MAPPING THE LIMINAL
Mapping the Liminal is a narrative-driven, interdisciplinary exploration of cemeteries as living cultural landscapes. The book looks at places where history, ecology, architecture, and community converge in ways that reveal how societies navigate grief, belonging, and change. Blending social geography, archival research, fieldwork, and a deeply personal artistic practice, the book positions cemeteries not as static relics of the past but as dynamic environments that mirror the shifting values and vulnerabilities of the present.
Structured as a series of interlinked chapters, each anchored to a specific burial ground, the book moves from rural family plots in Appalachia to urban Victorian cemeteries, coastal burial grounds shaped by rising seas, Scottish mortuary chapels, and early Quaker meetinghouse grounds outside Philadelphia. Each site becomes a portal into the community that holds it, its histories, traumas, ecologies, and acts of care. Through walking, mapping, photographing, drawing, and talking with those who maintain and use these places, the book traces how cemeteries function as unexpected commons: green corridors in dense cities, sanctuaries for collective memory, indicators of environmental change, and sites where the living continually renegotiate the relationship between public and private, sacred and civic, permanence and impermanence.

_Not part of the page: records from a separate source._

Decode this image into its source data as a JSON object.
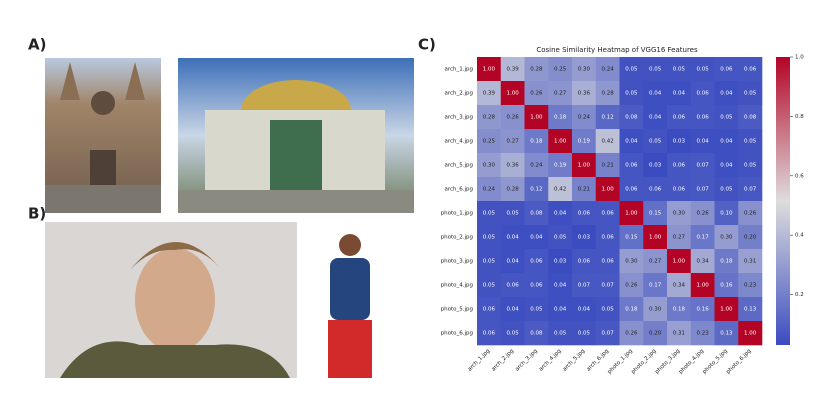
{
  "panels": [
    {
      "label": "A)"
    },
    {
      "label": "B)"
    },
    {
      "label": "C)"
    }
  ],
  "chart_data": {
    "type": "heatmap",
    "title": "Cosine Similarity Heatmap of VGG16 Features",
    "categories": [
      "arch_1.jpg",
      "arch_2.jpg",
      "arch_3.jpg",
      "arch_4.jpg",
      "arch_5.jpg",
      "arch_6.jpg",
      "photo_1.jpg",
      "photo_2.jpg",
      "photo_3.jpg",
      "photo_4.jpg",
      "photo_5.jpg",
      "photo_6.jpg"
    ],
    "values": [
      [
        1.0,
        0.39,
        0.28,
        0.25,
        0.3,
        0.24,
        0.05,
        0.05,
        0.05,
        0.05,
        0.06,
        0.06
      ],
      [
        0.39,
        1.0,
        0.26,
        0.27,
        0.36,
        0.28,
        0.05,
        0.04,
        0.04,
        0.06,
        0.04,
        0.05
      ],
      [
        0.28,
        0.26,
        1.0,
        0.18,
        0.24,
        0.12,
        0.08,
        0.04,
        0.06,
        0.06,
        0.05,
        0.08
      ],
      [
        0.25,
        0.27,
        0.18,
        1.0,
        0.19,
        0.42,
        0.04,
        0.05,
        0.03,
        0.04,
        0.04,
        0.05
      ],
      [
        0.3,
        0.36,
        0.24,
        0.19,
        1.0,
        0.21,
        0.06,
        0.03,
        0.06,
        0.07,
        0.04,
        0.05
      ],
      [
        0.24,
        0.28,
        0.12,
        0.42,
        0.21,
        1.0,
        0.06,
        0.06,
        0.06,
        0.07,
        0.05,
        0.07
      ],
      [
        0.05,
        0.05,
        0.08,
        0.04,
        0.06,
        0.06,
        1.0,
        0.15,
        0.3,
        0.26,
        0.1,
        0.26
      ],
      [
        0.05,
        0.04,
        0.04,
        0.05,
        0.03,
        0.06,
        0.15,
        1.0,
        0.27,
        0.17,
        0.3,
        0.2
      ],
      [
        0.05,
        0.04,
        0.06,
        0.03,
        0.06,
        0.06,
        0.3,
        0.27,
        1.0,
        0.34,
        0.18,
        0.31
      ],
      [
        0.05,
        0.06,
        0.06,
        0.04,
        0.07,
        0.07,
        0.26,
        0.17,
        0.34,
        1.0,
        0.16,
        0.23
      ],
      [
        0.06,
        0.04,
        0.05,
        0.04,
        0.04,
        0.05,
        0.18,
        0.3,
        0.18,
        0.16,
        1.0,
        0.13
      ],
      [
        0.06,
        0.05,
        0.08,
        0.05,
        0.05,
        0.07,
        0.26,
        0.2,
        0.31,
        0.23,
        0.13,
        1.0
      ]
    ],
    "value_labels": [
      [
        "1.00",
        "0.39",
        "0.28",
        "0.25",
        "0.30",
        "0.24",
        "0.05",
        "0.05",
        "0.05",
        "0.05",
        "0.06",
        "0.06"
      ],
      [
        "0.39",
        "1.00",
        "0.26",
        "0.27",
        "0.36",
        "0.28",
        "0.05",
        "0.04",
        "0.04",
        "0.06",
        "0.04",
        "0.05"
      ],
      [
        "0.28",
        "0.26",
        "1.00",
        "0.18",
        "0.24",
        "0.12",
        "0.08",
        "0.04",
        "0.06",
        "0.06",
        "0.05",
        "0.08"
      ],
      [
        "0.25",
        "0.27",
        "0.18",
        "1.00",
        "0.19",
        "0.42",
        "0.04",
        "0.05",
        "0.03",
        "0.04",
        "0.04",
        "0.05"
      ],
      [
        "0.30",
        "0.36",
        "0.24",
        "0.19",
        "1.00",
        "0.21",
        "0.06",
        "0.03",
        "0.06",
        "0.07",
        "0.04",
        "0.05"
      ],
      [
        "0.24",
        "0.28",
        "0.12",
        "0.42",
        "0.21",
        "1.00",
        "0.06",
        "0.06",
        "0.06",
        "0.07",
        "0.05",
        "0.07"
      ],
      [
        "0.05",
        "0.05",
        "0.08",
        "0.04",
        "0.06",
        "0.06",
        "1.00",
        "0.15",
        "0.30",
        "0.26",
        "0.10",
        "0.26"
      ],
      [
        "0.05",
        "0.04",
        "0.04",
        "0.05",
        "0.03",
        "0.06",
        "0.15",
        "1.00",
        "0.27",
        "0.17",
        "0.30",
        "0.20"
      ],
      [
        "0.05",
        "0.04",
        "0.06",
        "0.03",
        "0.06",
        "0.06",
        "0.30",
        "0.27",
        "1.00",
        "0.34",
        "0.18",
        "0.31"
      ],
      [
        "0.05",
        "0.06",
        "0.06",
        "0.04",
        "0.07",
        "0.07",
        "0.26",
        "0.17",
        "0.34",
        "1.00",
        "0.16",
        "0.23"
      ],
      [
        "0.06",
        "0.04",
        "0.05",
        "0.04",
        "0.04",
        "0.05",
        "0.18",
        "0.30",
        "0.18",
        "0.16",
        "1.00",
        "0.13"
      ],
      [
        "0.06",
        "0.05",
        "0.08",
        "0.05",
        "0.05",
        "0.07",
        "0.26",
        "0.20",
        "0.31",
        "0.23",
        "0.13",
        "1.00"
      ]
    ],
    "colors": [
      "#3b4cc0",
      "#dddddd",
      "#b40426"
    ],
    "clim": [
      0.03,
      1.0
    ],
    "cticks": [
      0.2,
      0.4,
      0.6,
      0.8,
      {
        "value": 1.0,
        "label": "1.0"
      }
    ]
  }
}
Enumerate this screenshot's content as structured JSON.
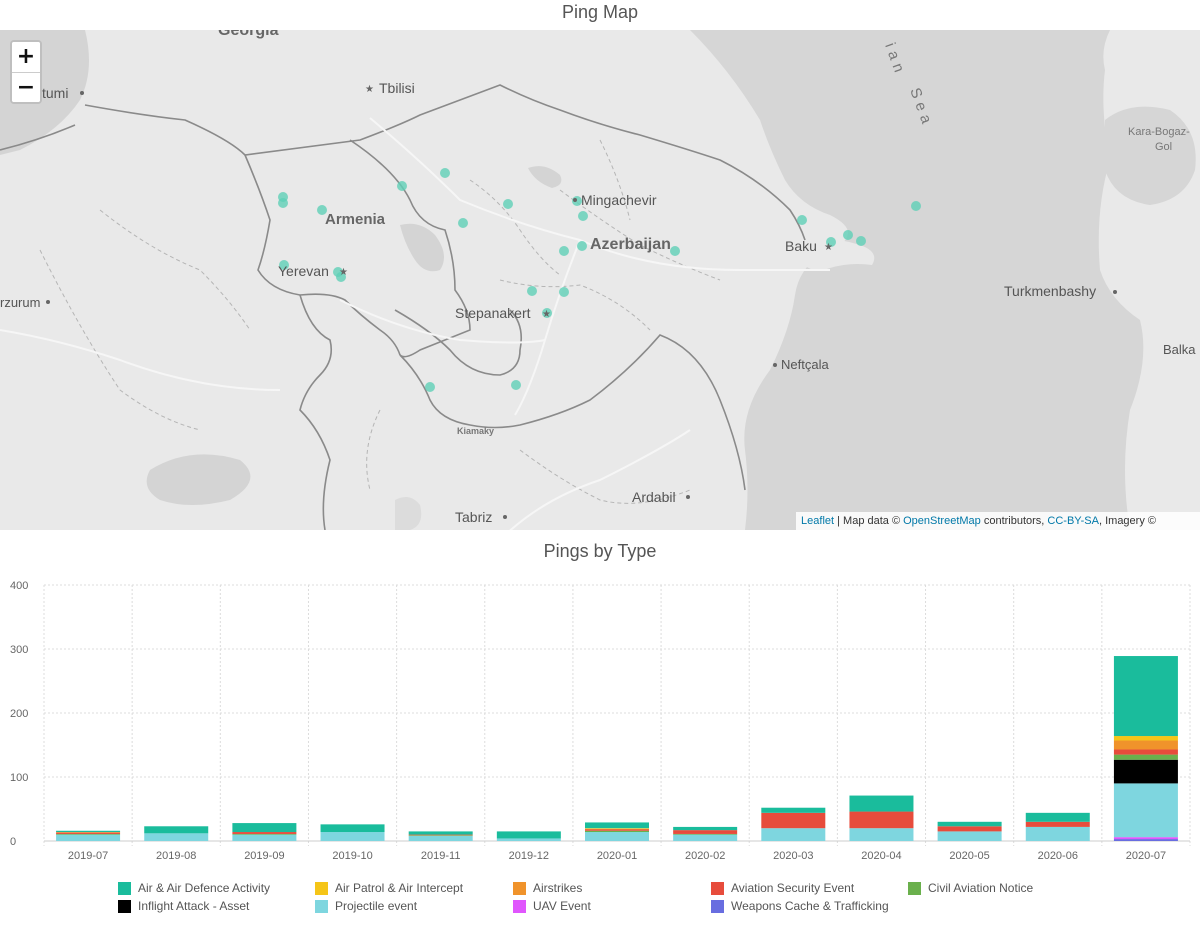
{
  "map_title": "Ping Map",
  "chart_title": "Pings by Type",
  "zoom": {
    "in_label": "+",
    "out_label": "−"
  },
  "map_labels": {
    "georgia": "Georgia",
    "tbilisi": "Tbilisi",
    "batumi": "tumi",
    "armenia": "Armenia",
    "yerevan": "Yerevan",
    "erzurum": "rzurum",
    "mingachevir": "Mingachevir",
    "azerbaijan": "Azerbaijan",
    "baku": "Baku",
    "stepanakert": "Stepanakert",
    "kiamaky": "Kiamaky",
    "neftcala": "Neftçala",
    "ardabil": "Ardabil",
    "tabriz": "Tabriz",
    "turkmenbashy": "Turkmenbashy",
    "balkan": "Balka",
    "kara_bogaz_1": "Kara-Bogaz-",
    "kara_bogaz_2": "Gol",
    "sea_1": "ian",
    "sea_2": "Sea"
  },
  "attribution": {
    "leaflet": "Leaflet",
    "sep": " | Map data © ",
    "osm": "OpenStreetMap",
    "contrib": " contributors, ",
    "license": "CC-BY-SA",
    "imagery": ", Imagery ©"
  },
  "colors": {
    "air_defence": "#1abc9c",
    "air_patrol": "#f5c518",
    "airstrikes": "#f0932b",
    "aviation_security": "#e74c3c",
    "civil_aviation": "#6ab04c",
    "inflight_attack": "#000000",
    "projectile": "#7ed6df",
    "uav": "#e056fd",
    "weapons_cache": "#686de0",
    "map_marker": "#5fcfb6"
  },
  "chart_data": {
    "type": "bar",
    "stacked": true,
    "title": "Pings by Type",
    "xlabel": "",
    "ylabel": "",
    "ylim": [
      0,
      400
    ],
    "yticks": [
      "0",
      "100",
      "200",
      "300",
      "400"
    ],
    "grid": true,
    "legend_position": "bottom",
    "categories": [
      "2019-07",
      "2019-08",
      "2019-09",
      "2019-10",
      "2019-11",
      "2019-12",
      "2020-01",
      "2020-02",
      "2020-03",
      "2020-04",
      "2020-05",
      "2020-06",
      "2020-07"
    ],
    "series": [
      {
        "name": "Weapons Cache & Trafficking",
        "color": "#686de0",
        "values": [
          0,
          0,
          0,
          0,
          0,
          0,
          0,
          0,
          0,
          0,
          0,
          0,
          3
        ]
      },
      {
        "name": "UAV Event",
        "color": "#e056fd",
        "values": [
          0,
          0,
          0,
          0,
          0,
          0,
          0,
          0,
          0,
          0,
          0,
          0,
          3
        ]
      },
      {
        "name": "Projectile event",
        "color": "#7ed6df",
        "values": [
          10,
          12,
          10,
          14,
          8,
          4,
          14,
          10,
          20,
          20,
          15,
          22,
          84
        ]
      },
      {
        "name": "Inflight Attack - Asset",
        "color": "#000000",
        "values": [
          0,
          0,
          0,
          0,
          0,
          0,
          0,
          0,
          0,
          0,
          0,
          0,
          37
        ]
      },
      {
        "name": "Civil Aviation Notice",
        "color": "#6ab04c",
        "values": [
          1,
          0,
          1,
          0,
          1,
          0,
          2,
          1,
          0,
          0,
          0,
          0,
          8
        ]
      },
      {
        "name": "Aviation Security Event",
        "color": "#e74c3c",
        "values": [
          2,
          0,
          3,
          0,
          1,
          0,
          2,
          6,
          24,
          26,
          8,
          8,
          8
        ]
      },
      {
        "name": "Airstrikes",
        "color": "#f0932b",
        "values": [
          1,
          0,
          0,
          0,
          0,
          0,
          1,
          0,
          0,
          0,
          0,
          0,
          14
        ]
      },
      {
        "name": "Air Patrol & Air Intercept",
        "color": "#f5c518",
        "values": [
          0,
          0,
          0,
          0,
          0,
          0,
          1,
          0,
          0,
          0,
          0,
          0,
          7
        ]
      },
      {
        "name": "Air & Air Defence Activity",
        "color": "#1abc9c",
        "values": [
          2,
          11,
          14,
          12,
          5,
          11,
          9,
          5,
          8,
          25,
          7,
          14,
          125
        ]
      }
    ]
  },
  "legend": [
    {
      "label": "Air & Air Defence Activity",
      "color": "#1abc9c"
    },
    {
      "label": "Air Patrol & Air Intercept",
      "color": "#f5c518"
    },
    {
      "label": "Airstrikes",
      "color": "#f0932b"
    },
    {
      "label": "Aviation Security Event",
      "color": "#e74c3c"
    },
    {
      "label": "Civil Aviation Notice",
      "color": "#6ab04c"
    },
    {
      "label": "Inflight Attack - Asset",
      "color": "#000000"
    },
    {
      "label": "Projectile event",
      "color": "#7ed6df"
    },
    {
      "label": "UAV Event",
      "color": "#e056fd"
    },
    {
      "label": "Weapons Cache & Trafficking",
      "color": "#686de0"
    }
  ]
}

Across the chapters, the book advances a central argument: cemeteries are not simply about the dead. They are about how the living choose to remember, preserve, land-manage, resist erasure, and imagine a future. Whether the Sugarlands Cemetery buried within a national park reshaped by tourism and wilderness policy, the Dorotheenstädtischer Friedhof holding philosophers and poets in the center of a rapidly transforming Berlin, or the Elizabeth Fraser Mortuary Chapel in Arbroath standing against coastal erosion and industrial legacy, these sites reveal how communities adapt to structural change and how landscapes are always in motion.
As an artist and social geographer, I bring a hybrid methodology to the page including my field notes, historical fragments, spatial analysis, narrative nonfiction, architectural description, personal memory, and a studio-based drawing practice that serves as a mode of thinking rather than mere illustration. Together, these elements create a textured, accessible, and deeply empathetic portrait of cemeteries as liminal spaces that hold both the weight of history and the urgencies of our contemporary moment.
Part cultural geography, part travelogue, part meditation on loss and care, Mapping the Liminal speaks to readers interested in place, landscape, memory studies, environmental change, and the ways we attach meaning to the ground beneath us. It offers a new understanding of cemeteries as vibrant, evolving, and profoundly human spaces by reminding us that how we bury reveals who we are, what we value, and how we hope to be remembered.